2026 Section 55. Paragraph (c) of subsection (5) of section
2027 790.06, Florida Statutes, is amended to read:
2028 790.06 License to carry concealed weapon or firearm.—
2029 (5) The applicant shall submit to the Department of
2030 Agriculture and Consumer Services:
2031 (c) A full set of fingerprints of the applicant
2032 administered by a law enforcement agency or the Division of
2033 Licensing of the Department of Agriculture and Consumer
2034 Services.
2035 Section 56. Sections 570.071 and 570.901, Florida Statutes,
2036 are repealed.
2037 Section 57. Section 828.126, Florida Statutes, is created
2038 to read:
2039 828.126 Sexual activities involving animals.—
2040 (1) As used in this section, the term “sexual activities”
2041 means oral, anal, or vaginal penetration by, or union with, the
2042 sexual organ of an animal or the anal or vaginal penetration of
2043 an animal by any object.
2044 (2) A person may not knowingly:
2045 (a) Engage in a sexual activities with an animal;
2046 (b) Cause, aid, or abet another person to engage in sexual
2047 activities with an animal;
2048 (c) Permit any sexual activities with an animal to be
2049 conducted on any premises under his or her control; or
2050 (d) Organize, promote, conduct, advertise, aid, abet,
2051 participate in as an observer, or perform any service in the
2052 furtherance of an act involving any sexual activities with an
2053 animal for a commercial or recreational purpose.
2054 (3) A person who violates this section commits a
2055 misdemeanor of the first degree, punishable as provided in s.

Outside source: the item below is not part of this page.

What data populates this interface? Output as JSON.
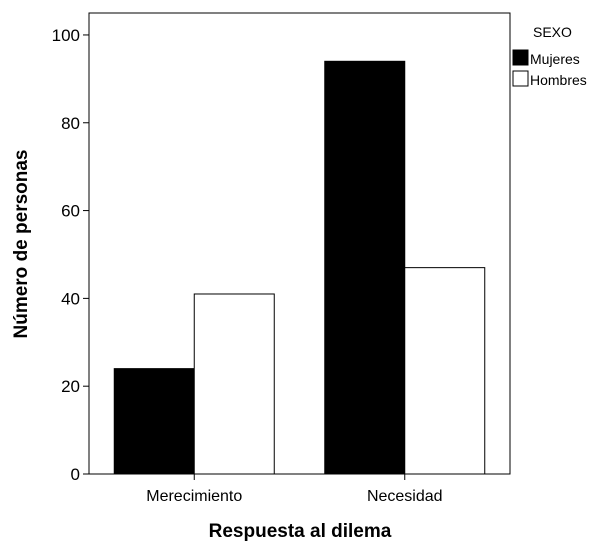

2056 775.082 or s. 775.083.
2057 (4) This section does not apply to normal and ordinary
2058 animal husbandry practices, conformation judging practices, or
2059 accepted veterinary medical practices.

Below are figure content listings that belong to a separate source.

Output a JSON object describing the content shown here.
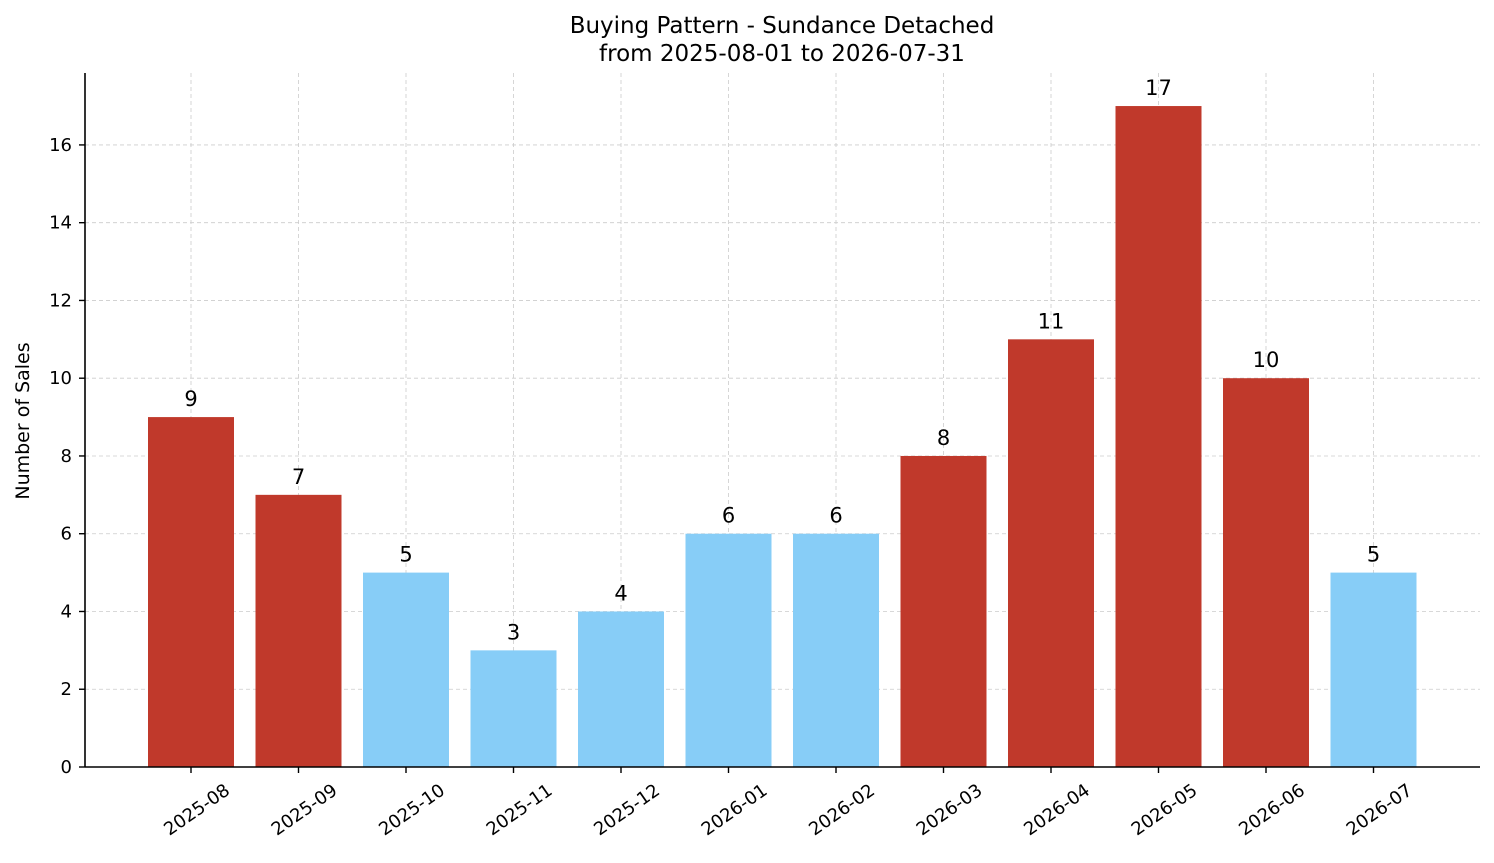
{
  "chart_data": {
    "type": "bar",
    "title_line1": "Buying Pattern - Sundance Detached",
    "title_line2": "from 2025-08-01 to 2026-07-31",
    "ylabel": "Number of Sales",
    "xlabel": "",
    "categories": [
      "2025-08",
      "2025-09",
      "2025-10",
      "2025-11",
      "2025-12",
      "2026-01",
      "2026-02",
      "2026-03",
      "2026-04",
      "2026-05",
      "2026-06",
      "2026-07"
    ],
    "values": [
      9,
      7,
      5,
      3,
      4,
      6,
      6,
      8,
      11,
      17,
      10,
      5
    ],
    "highlight": [
      true,
      true,
      false,
      false,
      false,
      false,
      false,
      true,
      true,
      true,
      true,
      false
    ],
    "colors": {
      "highlight": "#c0392b",
      "normal": "#87cdf7"
    },
    "ylim": [
      0,
      17.85
    ],
    "yticks": [
      0,
      2,
      4,
      6,
      8,
      10,
      12,
      14,
      16
    ],
    "grid": true,
    "legend": "none"
  }
}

2060 Section 58. The Department of Agriculture and Consumer
2061 Services shall meet with duly authorized representatives of
2062 established organizations representing the Florida pest control
2063 industry and prepare a report that shall be submitted to the
2064 President of the Senate, the Speaker of the House of
2065 Representatives, the chairperson of the Senate Committee on
2066 Agriculture, and the chairperson of the House Committee on
2067 Agribusiness by January 1, 2011. The report shall include
2068 recommended amendments to chapter 482, Florida Statutes, which
2069 provide for disciplinary action to be taken against licensees
2070 who violate laws or rules pertaining to the pretreatment of soil
2071 to protect newly constructed homes, pest control at sensitive
2072 facilities such as schools and nursing homes, and also the
2073 fumigation of existing homes for protection against termite
2074 damage, thereby providing additional safeguards for consumers.

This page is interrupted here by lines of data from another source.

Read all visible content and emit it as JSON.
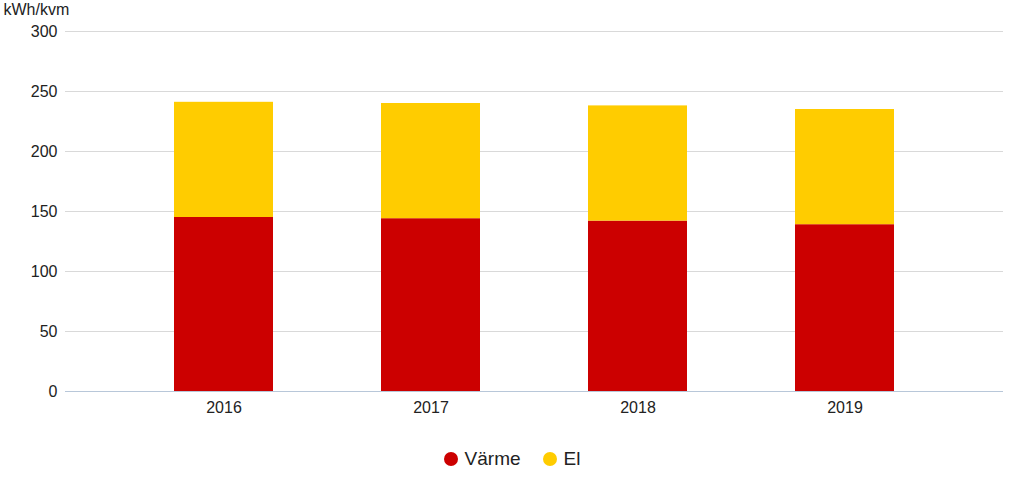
{
  "chart_data": {
    "type": "bar",
    "stacked": true,
    "y_label": "kWh/kvm",
    "categories": [
      "2016",
      "2017",
      "2018",
      "2019"
    ],
    "series": [
      {
        "name": "Värme",
        "color": "#cc0000",
        "values": [
          145,
          144,
          142,
          139
        ]
      },
      {
        "name": "El",
        "color": "#ffcc00",
        "values": [
          96,
          96,
          96,
          96
        ]
      }
    ],
    "ylim": [
      0,
      300
    ],
    "yticks": [
      0,
      50,
      100,
      150,
      200,
      250,
      300
    ],
    "grid": true,
    "legend": "bottom"
  }
}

2075 The report may also address other issues of concern to the
2076 department and to members of the industry, such as changes to
2077 requirements for professional liability insurance coverage or
2078 the amount of bond required, duties and responsibilities of a
2079 certified operator, issuance of a centralized pest control
2080 service center license, and limited certification for commercial
2081 wildlife management personnel.
2082 Section 59. This act shall take effect July 1, 2010.